There comes the need for an better solution. At Datalayer we think that a more Cloud-native Jupyter can help remove those pain points. In other words, we embrasse the infrastructure provided by cloud providers like GCloud, AWS, Azure... and build on top to provide more power to the Data Scientist.

Cloud native computing is an approach in software development that utilizes cloud computing to "build and run scalable applications in modern, dynamic environments such as public, private, and hybrid clouds.

Wikipedia https://en.wikipedia.org/wiki/Cloud_native_computing

To move towards that goal, we have started building a Jupyter Showcase with Crossplane, a one-click solution to instanciate the needed infrastructures and application services described on the below diagram: JupyterHub, Kubernetes Cluster, SQL Database and Storage Bucket are all created for you giving just a few parameters, like e.g. the number of nodes for the Kubernetes cluster.

And if you don't want to provide any parameters, that's fine, we have defaults for you.

Crossplane Jupyter

Once you have Crossplane installed on your Kuberntes cluster, there is just 2 steps to complete.

# 1. The Cloud Administrator deploys the platform definition.
kubectl create -f ./platform
# 2. The Jupyter Administrator create the platform with a claim.
kubectl create -f ./example/claim

Easy, as a Jupyter Administrator, you get a platform with a single command.

Credentials injection

We are using the zero-to-jupyterhub-k8s helm chart, and we make it easier for you to use this chart with e.g. the injection of credentials that Crossplane configurations offers.

The credentials of the SQL Postgresql database if first created by the provider-gcp, the provider responsible to create the infrastructure on Google cloud. Then those credentials can be reused by the provider-sql to create in the JupyterHub database the needed schemas and roles.
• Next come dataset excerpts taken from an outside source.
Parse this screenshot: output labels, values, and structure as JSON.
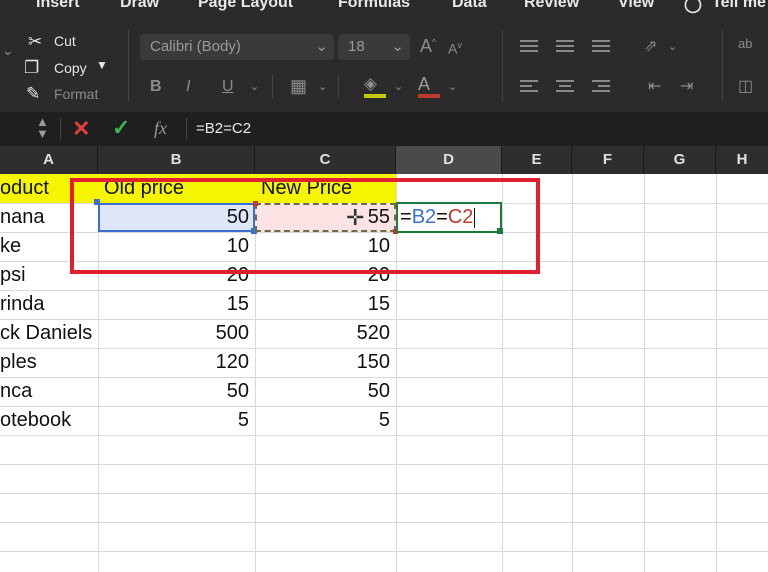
{
  "ribbon": {
    "tabs": [
      "Insert",
      "Draw",
      "Page Layout",
      "Formulas",
      "Data",
      "Review",
      "View",
      "Tell me"
    ],
    "clipboard": {
      "cut": "Cut",
      "copy": "Copy",
      "format": "Format"
    },
    "font_name": "Calibri (Body)",
    "font_size": "18",
    "bold": "B",
    "italic": "I",
    "underline": "U",
    "font_color_glyph": "A"
  },
  "formula_bar": {
    "fx": "fx",
    "formula": "=B2=C2"
  },
  "columns": [
    "A",
    "B",
    "C",
    "D",
    "E",
    "F",
    "G",
    "H"
  ],
  "header_row": {
    "a": "oduct",
    "b": "Old price",
    "c": "New Price"
  },
  "rows": [
    {
      "a": "nana",
      "b": "50",
      "c": "55"
    },
    {
      "a": "ke",
      "b": "10",
      "c": "10"
    },
    {
      "a": "psi",
      "b": "20",
      "c": "20"
    },
    {
      "a": "rinda",
      "b": "15",
      "c": "15"
    },
    {
      "a": "ck Daniels",
      "b": "500",
      "c": "520"
    },
    {
      "a": "ples",
      "b": "120",
      "c": "150"
    },
    {
      "a": "nca",
      "b": "50",
      "c": "50"
    },
    {
      "a": "otebook",
      "b": "5",
      "c": "5"
    }
  ],
  "edit_cell": {
    "eq": "=",
    "ref1": "B2",
    "op": "=",
    "ref2": "C2"
  },
  "colors": {
    "highlight_yellow": "#f5f500",
    "ref_blue": "#3a6fd0",
    "ref_red": "#c0392b",
    "annotation_red": "#e01f2f",
    "active_green": "#1e7a3c"
  }
}
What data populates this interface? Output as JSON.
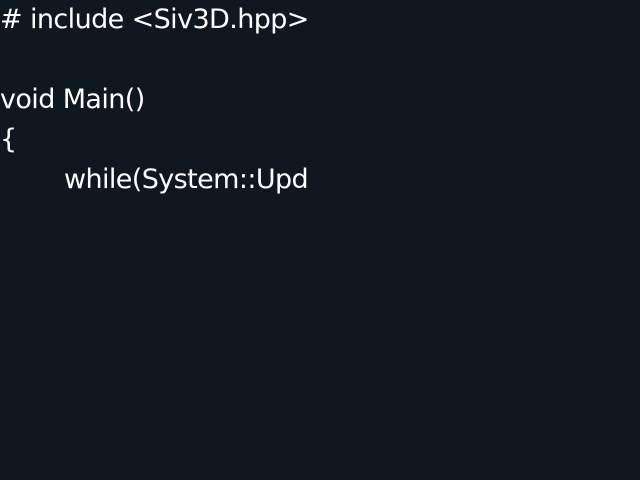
{
  "editor": {
    "background_color": "#0f1720",
    "text_color": "#ffffff",
    "lines": [
      "# include <Siv3D.hpp>",
      "",
      "void Main()",
      "{",
      "while(System::Upd"
    ]
  }
}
All those secrets can be used by the JupyterHub Helm chart. As a Cloud Administrator, you have access to them, but don't have to provide any if you don't want to!

A few technical issues...

We have been happy to get support from the open source Crossplane community on Slack and on the GitHub issues to get this working. At first glance, this is not easy to understand, but once you get the trick, it shows to be very powerfull and flexible. We'd like to report here two specific issues we worked-around while developing this solution.
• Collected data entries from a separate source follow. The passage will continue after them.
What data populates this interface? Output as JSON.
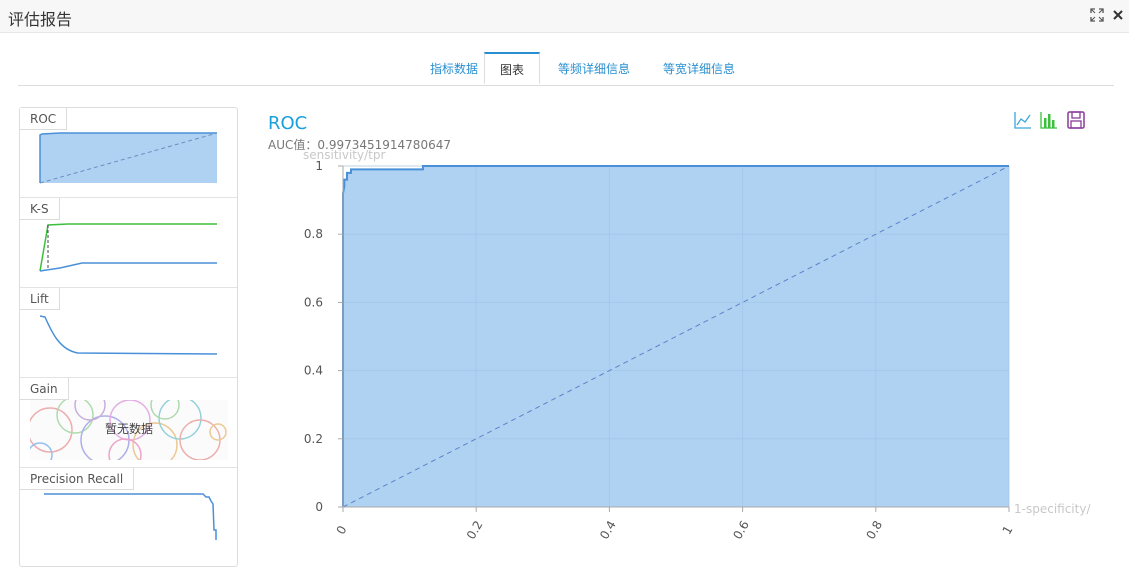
{
  "window": {
    "title": "评估报告",
    "controls": [
      {
        "name": "maximize-icon",
        "glyph": "⛶"
      },
      {
        "name": "close-icon",
        "glyph": "✕"
      }
    ]
  },
  "tabs": [
    {
      "label": "指标数据",
      "active": false
    },
    {
      "label": "图表",
      "active": true
    },
    {
      "label": "等频详细信息",
      "active": false
    },
    {
      "label": "等宽详细信息",
      "active": false
    }
  ],
  "sidebar": {
    "thumbnails": [
      {
        "label": "ROC"
      },
      {
        "label": "K-S"
      },
      {
        "label": "Lift"
      },
      {
        "label": "Gain",
        "placeholder": "暂无数据"
      },
      {
        "label": "Precision Recall"
      }
    ]
  },
  "chart": {
    "title": "ROC",
    "auc_text": "AUC值：0.9973451914780647",
    "toolbar": [
      {
        "name": "line-chart-icon",
        "color": "#3aa6dc"
      },
      {
        "name": "bar-chart-icon",
        "color": "#3cbf3c"
      },
      {
        "name": "save-icon",
        "color": "#8a3a9a"
      }
    ]
  },
  "colors": {
    "accent": "#1aa0dc",
    "area_fill": "#afd1f2",
    "line": "#4a90d9",
    "ks_green": "#3cbf3c"
  },
  "chart_data": {
    "type": "area",
    "title": "ROC",
    "xlabel": "1-specificity/",
    "ylabel": "sensitivity/tpr",
    "xlim": [
      0,
      1
    ],
    "ylim": [
      0,
      1
    ],
    "x_ticks": [
      "0",
      "0.2",
      "0.4",
      "0.6",
      "0.8",
      "1"
    ],
    "y_ticks": [
      "0",
      "0.2",
      "0.4",
      "0.6",
      "0.8",
      "1"
    ],
    "grid": true,
    "series": [
      {
        "x": [
          0,
          0,
          0.002,
          0.002,
          0.006,
          0.006,
          0.012,
          0.012,
          0.12,
          0.12,
          1
        ],
        "y": [
          0,
          0.92,
          0.94,
          0.96,
          0.96,
          0.98,
          0.98,
          0.99,
          0.99,
          1,
          1
        ]
      }
    ],
    "reference_line": {
      "x": [
        0,
        1
      ],
      "y": [
        0,
        1
      ],
      "style": "dashed"
    }
  }
}
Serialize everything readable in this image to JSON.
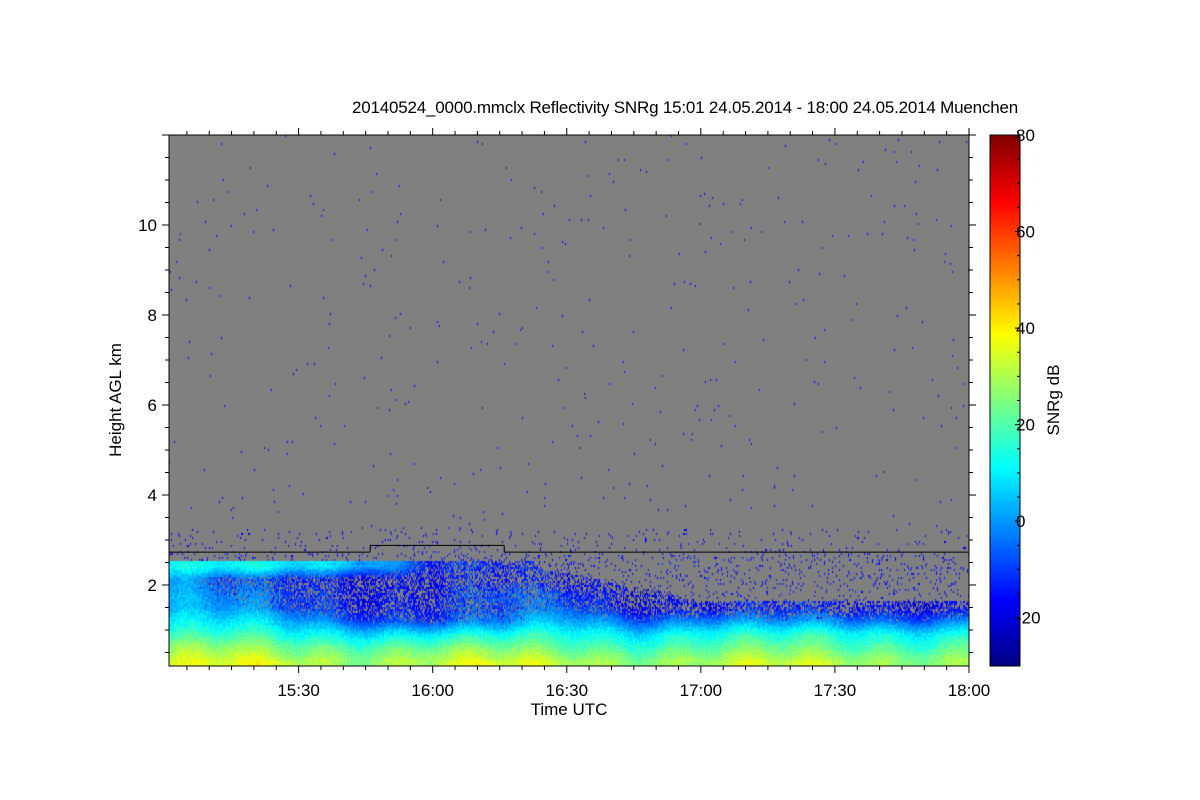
{
  "chart_data": {
    "type": "heatmap",
    "title": "20140524_0000.mmclx Reflectivity SNRg   15:01 24.05.2014 - 18:00 24.05.2014 Muenchen",
    "xlabel": "Time UTC",
    "ylabel": "Height AGL km",
    "colorbar_label": "SNRg dB",
    "xlim": [
      "15:01",
      "18:00"
    ],
    "ylim": [
      0.2,
      12
    ],
    "clim": [
      -30,
      80
    ],
    "colormap": "jet",
    "no_data_color": "#808080",
    "x_ticks": [
      "15:30",
      "16:00",
      "16:30",
      "17:00",
      "17:30",
      "18:00"
    ],
    "y_ticks": [
      "2",
      "4",
      "6",
      "8",
      "10"
    ],
    "colorbar_ticks": [
      "-20",
      "0",
      "20",
      "40",
      "60",
      "80"
    ],
    "grid": false,
    "mask_top_line": [
      {
        "from": "15:01",
        "to": "15:46",
        "height_km": 2.73
      },
      {
        "from": "15:46",
        "to": "16:16",
        "height_km": 2.88
      },
      {
        "from": "16:16",
        "to": "18:00",
        "height_km": 2.73
      }
    ],
    "times": [
      "15:01",
      "15:15",
      "15:30",
      "15:45",
      "16:00",
      "16:15",
      "16:30",
      "16:45",
      "17:00",
      "17:15",
      "17:30",
      "17:45",
      "18:00"
    ],
    "heights_km": [
      0.3,
      0.6,
      0.9,
      1.2,
      1.5,
      1.8,
      2.1,
      2.4
    ],
    "snr_db": [
      [
        33,
        33,
        30,
        32,
        33,
        31,
        30,
        30,
        31,
        30,
        29,
        30,
        31
      ],
      [
        26,
        25,
        22,
        24,
        25,
        22,
        20,
        22,
        23,
        21,
        20,
        22,
        23
      ],
      [
        16,
        15,
        12,
        12,
        12,
        10,
        14,
        12,
        15,
        12,
        13,
        14,
        15
      ],
      [
        8,
        6,
        2,
        -5,
        -8,
        -5,
        4,
        -2,
        0,
        -3,
        -2,
        -3,
        0
      ],
      [
        2,
        -2,
        -8,
        -12,
        -12,
        -10,
        -5,
        -15,
        -15,
        -15,
        -15,
        -15,
        -15
      ],
      [
        2,
        -5,
        -10,
        -12,
        -15,
        -8,
        -10,
        -18,
        null,
        null,
        null,
        null,
        null
      ],
      [
        0,
        -10,
        -12,
        -15,
        -15,
        -15,
        -18,
        null,
        null,
        null,
        null,
        null,
        null
      ],
      [
        10,
        8,
        8,
        8,
        -10,
        -15,
        null,
        null,
        null,
        null,
        null,
        null,
        null
      ]
    ]
  }
}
The first issue we have encountered was about the population of the hub database url, the hub.db.url value of the Helm chart. That value is supposed to contain a combination of the IP address, username and password available in a Kubernetes secret. However, Crossplane V1.2.0 was not providing the CombineFrom field, which is now available in v1.3.0, see details on issue crossplane/#2353. To workaround that limit, we have modified the official Helm chart with our own version. This will be reviewed now that Crossplane v1.3.0 has been released.
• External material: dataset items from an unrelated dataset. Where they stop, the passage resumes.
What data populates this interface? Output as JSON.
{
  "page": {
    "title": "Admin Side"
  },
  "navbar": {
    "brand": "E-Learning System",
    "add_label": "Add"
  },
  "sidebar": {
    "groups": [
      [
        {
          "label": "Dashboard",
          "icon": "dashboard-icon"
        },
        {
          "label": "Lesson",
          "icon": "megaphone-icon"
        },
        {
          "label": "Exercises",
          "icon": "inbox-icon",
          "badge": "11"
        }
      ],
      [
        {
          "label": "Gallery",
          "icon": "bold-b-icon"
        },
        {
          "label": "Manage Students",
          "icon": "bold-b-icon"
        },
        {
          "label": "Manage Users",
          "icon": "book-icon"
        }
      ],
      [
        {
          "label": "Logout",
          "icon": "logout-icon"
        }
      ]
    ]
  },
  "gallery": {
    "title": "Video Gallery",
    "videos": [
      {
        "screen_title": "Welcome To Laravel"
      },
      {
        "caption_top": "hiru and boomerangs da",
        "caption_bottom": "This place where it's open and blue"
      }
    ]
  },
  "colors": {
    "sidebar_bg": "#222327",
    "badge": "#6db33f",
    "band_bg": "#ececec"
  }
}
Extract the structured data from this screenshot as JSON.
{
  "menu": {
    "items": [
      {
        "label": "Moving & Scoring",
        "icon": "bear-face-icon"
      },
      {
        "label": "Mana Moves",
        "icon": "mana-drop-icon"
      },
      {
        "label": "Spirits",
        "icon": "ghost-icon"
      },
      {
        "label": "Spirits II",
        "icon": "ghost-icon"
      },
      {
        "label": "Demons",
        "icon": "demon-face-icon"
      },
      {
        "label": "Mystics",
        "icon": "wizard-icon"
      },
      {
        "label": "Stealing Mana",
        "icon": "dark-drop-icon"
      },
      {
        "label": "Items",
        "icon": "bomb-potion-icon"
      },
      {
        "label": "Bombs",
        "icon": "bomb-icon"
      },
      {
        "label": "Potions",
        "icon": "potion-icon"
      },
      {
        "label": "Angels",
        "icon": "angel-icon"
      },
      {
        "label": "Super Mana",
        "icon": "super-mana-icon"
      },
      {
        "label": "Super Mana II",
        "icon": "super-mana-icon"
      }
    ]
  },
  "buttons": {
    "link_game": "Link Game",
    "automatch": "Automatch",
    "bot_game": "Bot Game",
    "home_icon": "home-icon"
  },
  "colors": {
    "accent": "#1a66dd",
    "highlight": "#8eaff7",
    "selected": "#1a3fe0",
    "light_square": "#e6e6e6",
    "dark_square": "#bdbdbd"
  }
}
The second issue we have been facing is about the version of Helm Golang library required by the Helm chart which was not met by the Crossplane provider-helm. This issue is still open, see provider-helm/#93, so we do not use for now the latest version of the Helm chart.

Next steps

There is room for improvement with more features

The Jupyter platform is accessible via a simple IP address. We should use the DNS service to create a hostname resolution to that IP address. We should also ensure SSL, potentially asking the cloud to provide a certificate. It is available today for Google Cloud and should be later expanded to Amazon Web Services as to Microsoft Azure.